L’hôtel Epsom devient l’hôtel N’vY et s’adresse à une nouvelle génération de clients

L’hôtel Epsom devient l’hôtel N’vY et s’adresse à une nouvelle génération de clients

L’hôtel Epsom entame une mue qui le verra renaître en fin d’année sous un autre jour. « Le client et son bien-être sont au cœur de notre démarche de repositionnement » confie Paul E. Muller, président directeur général du groupe Manotel à l’heure d’une conférence de presse. « Notre concept novateur de boutique-hôtel vise à faciliter la vie et à offrir de la liberté à une nouvelle génération de clients » poursuit-il. Avec l’hôtel N’vY, Manotel investit CHF 14,6 millions dans la transformation totale de l’établissement 4 étoiles de 153 chambres et s’appuie sur l’architecte d’intérieur parisien Patrick Ribes pour créer un nouvel art de vivre à l’esprit « boho-chic».

Investir en l’avenir

Depuis 2000, le groupe Manotel a investi avec succès plus de CHF 100 millions dans la transformation de son parc hôtelier genevois comprenant six boutique-hôtels à Genève. L’hôtel Epsom a bénéficié d’une rénovation il y a 10 ans et nécessite aujourd’hui un rafraichissement. « Notre mantra est de créer un groupe hôtelier toujours à la pointe et anticipant les besoins et tendances. Là où nous aurions pu nous contenter d’investir CHF 6 à 7 millions pour la réfection de l’Epsom, nous avons mené depuis deux ans une profonde analyse de repositionnement allant bien au-delà d’un travail cosmétique. La rigueur que nous amenons avec ce nouveau concept se traduira jusque dans le service et l’attitude générale pour faire de l’hôtel N’vY un lieu de destination de la génération Y » poursuit Paul E. Muller.

Boho-chic

Que peut bien caractériser la clientèle d’un hôtel 4 étoiles de nouvelle génération ?

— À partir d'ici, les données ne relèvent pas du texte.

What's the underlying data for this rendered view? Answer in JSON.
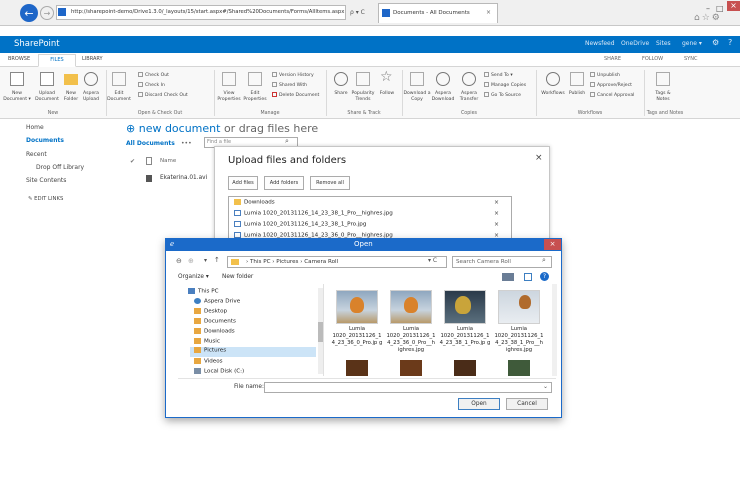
{
  "browser": {
    "url": "http://sharepoint-demo/Drive1.3.0/_layouts/15/start.aspx#/Shared%20Documents/Forms/AllItems.aspx",
    "tab_title": "Documents - All Documents",
    "addr_controls": "ρ ▾ C",
    "minimize": "–",
    "maximize": "□",
    "close": "×",
    "icons": "⌂☆⚙"
  },
  "suite": {
    "title": "SharePoint",
    "links": [
      "Newsfeed",
      "OneDrive",
      "Sites",
      "gene ▾",
      "⚙",
      "?"
    ]
  },
  "ribbon": {
    "tabs": [
      "BROWSE",
      "FILES",
      "LIBRARY"
    ],
    "actions": [
      "SHARE",
      "FOLLOW",
      "SYNC"
    ],
    "buttons": {
      "new_document": "New\nDocument ▾",
      "upload_document": "Upload\nDocument",
      "new_folder": "New\nFolder",
      "aspera_upload": "Aspera\nUpload",
      "edit_document": "Edit\nDocument",
      "view_properties": "View\nProperties",
      "edit_properties": "Edit\nProperties",
      "share": "Share",
      "popularity_trends": "Popularity\nTrends",
      "follow": "Follow",
      "download_copy": "Download a\nCopy",
      "aspera_download": "Aspera\nDownload",
      "aspera_transfer": "Aspera\nTransfer",
      "workflows": "Workflows",
      "publish": "Publish",
      "tags_notes": "Tags &\nNotes"
    },
    "small": {
      "check_out": "Check Out",
      "check_in": "Check In",
      "discard_check_out": "Discard Check Out",
      "version_history": "Version History",
      "shared_with": "Shared With",
      "delete_document": "Delete Document",
      "send_to": "Send To ▾",
      "manage_copies": "Manage Copies",
      "go_to_source": "Go To Source",
      "unpublish": "Unpublish",
      "approve_reject": "Approve/Reject",
      "cancel_approval": "Cancel Approval"
    },
    "groups": [
      "New",
      "Open & Check Out",
      "Manage",
      "Share & Track",
      "Copies",
      "Workflows",
      "Tags and Notes"
    ]
  },
  "leftnav": {
    "items": [
      "Home",
      "Documents",
      "Recent",
      "Drop Off Library",
      "Site Contents",
      "EDIT LINKS"
    ]
  },
  "content": {
    "new_document": "new document",
    "or_drag": "or drag files here",
    "all_documents": "All Documents",
    "more": "•••",
    "find_placeholder": "Find a file",
    "name_header": "Name",
    "file_row": "Ekaterina.01.avi"
  },
  "upload_dialog": {
    "title": "Upload files and folders",
    "add_files": "Add files",
    "add_folders": "Add folders",
    "remove_all": "Remove all",
    "close": "×",
    "items": [
      "Downloads",
      "Lumia 1020_20131126_14_23_38_1_Pro__highres.jpg",
      "Lumia 1020_20131126_14_23_38_1_Pro.jpg",
      "Lumia 1020_20131126_14_23_36_0_Pro__highres.jpg"
    ],
    "remove": "×"
  },
  "open_dialog": {
    "title": "Open",
    "path": "› This PC › Pictures › Camera Roll",
    "search_placeholder": "Search Camera Roll",
    "organize": "Organize ▾",
    "new_folder": "New folder",
    "tree": [
      "This PC",
      "Aspera Drive",
      "Desktop",
      "Documents",
      "Downloads",
      "Music",
      "Pictures",
      "Videos",
      "Local Disk (C:)"
    ],
    "thumbs": [
      "Lumia 1020_20131126_1 4_23_36_0_Pro.jp g",
      "Lumia 1020_20131126_1 4_23_36_0_Pro__h ighres.jpg",
      "Lumia 1020_20131126_1 4_23_38_1_Pro.jp g",
      "Lumia 1020_20131126_1 4_23_38_1_Pro__h ighres.jpg"
    ],
    "file_name_label": "File name:",
    "open_button": "Open",
    "cancel_button": "Cancel",
    "close": "×"
  }
}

C’est à cette question fondamentale que le groupe Manotel s’est attaché à répondre. Un enjeu de taille qui a permis de dégager un certain nombre de considérants. La génération née entre 1980 et 2000 et qui représentera 40% des actifs en 2015 se caractérise par un profil type. Ces personnes sont souvent impatientes, connectées, non-conformistes, émotionnelles, rapidement ennuyées et interdépendantes, selon Julien Pouget, auteur de « Intégrer et manager la génération Y ».

« Notre client est souvent sous pression, subit de multiples contraintes et manque de temps » relève Paul Muller. « Par conséquent notre défi d’hôtelier est celui de répondre aux besoins de cette clientèle d’aujourd’hui et de demain ». C’est ainsi que l’art de vivre de l’établissement métamorphosé est dans l’esprit boho-chic, contraction de bohème et de chic, une élégante façon de vivre dans l’insouciance, tenant peu compte des conventions et aspirant à une certaine liberté.

L’art de la transcription

En faisant appel à l’architecte d’intérieur Patrick Ribes, auteur des précédentes transformations du Kipling*** et du Jade***, Manotel s’offre le talent d’un interprète de haut vol. « Tout réside dans la transcription d’une idée, d’un concept en un niveau de lecture évident et immédiat » explique Patrick Ribes, venu de Paris pour la circonstance. « Je me suis attaché à créer des espaces de liberté, amener de l’énergie, offrir de l’émotion, accompagner le client dans son vagabondage » poursuit-il.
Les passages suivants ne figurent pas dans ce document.